Learning to live with tinnitus

Coldplay frontman Chris Martin. Credit: Reuters

Chris Martin from Coldplay knows what it's like. He has revealed that he suffers from Tinnitus. That's something we sadly have in common.

It's always there. Like a whistling kettle. Right there in my right ear. Sometimes it's incredibly loud. And then I have to focus my mind on distracting my brain from the noise. Focus on the noise from the TV instead. Or start singing. The latter option is not popular amongst my family.

I have lived with my tinnitus for 14 years. Fourteen long, noisy years. It came complete with hearing loss after I'd been on two long flights back to back - two big family weddings (Indian weddings, therefore big) in LA and then India.

When I got off the plane at the end of that I noticed the noise. At first it was if there was a fax machine going off nearby. But then the noise stayed.

It was scary at first - people kill themselves with tinnitus I was told by a helpful friend, the noise drives them mad. It drives me to distraction but the truth is that I simply live with it, and have accepted that it will never be cured. I have grown to understand it.
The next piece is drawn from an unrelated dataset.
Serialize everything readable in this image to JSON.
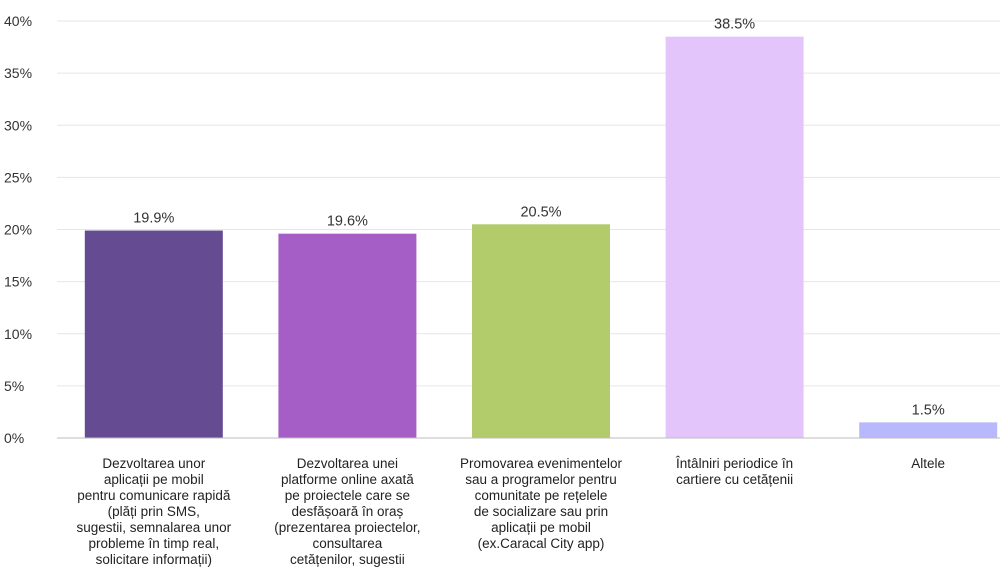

Like an early warning system, it is louder when I am coming down with something, a cold maybe, or I am tired. When the volume goes up, I read it, and tell myself to have an early night or get the cold remedies in.

In the past decade I have had three brain scans, physiotherapy, acupuncture, tried white noise therapy where I keep the radio on at night to disguise the noise in my ear. But nothing has worked, there have been no answers as to why exactly I got Tinnitus. A hearing aid takes care of the hearing loss part of the condition for me. But nothing takes care of the noisy bit.

I have no secret career as a rock star, and yes I have seen Iron Maiden in concert but never subjected my ears to blasting music on earphones. The theory is that something happened to my ears on the long plane journeys - the cabin pressure combined with perhaps an ear infection I may have picked up in India.

The condition has baffled medical experts over the decades but it is thought that it is damage caused to the hair cells in the ears that results in the whistling or buzzing noise.

My favourite theory is that it is the sound of my brain working. I like the sound of that.

There are an estimated six million Tinnitus sufferers in the UK. And we can say that listening to loud music generally speaking is the main cause. So look after your ears. Or you'll never hear the end of it.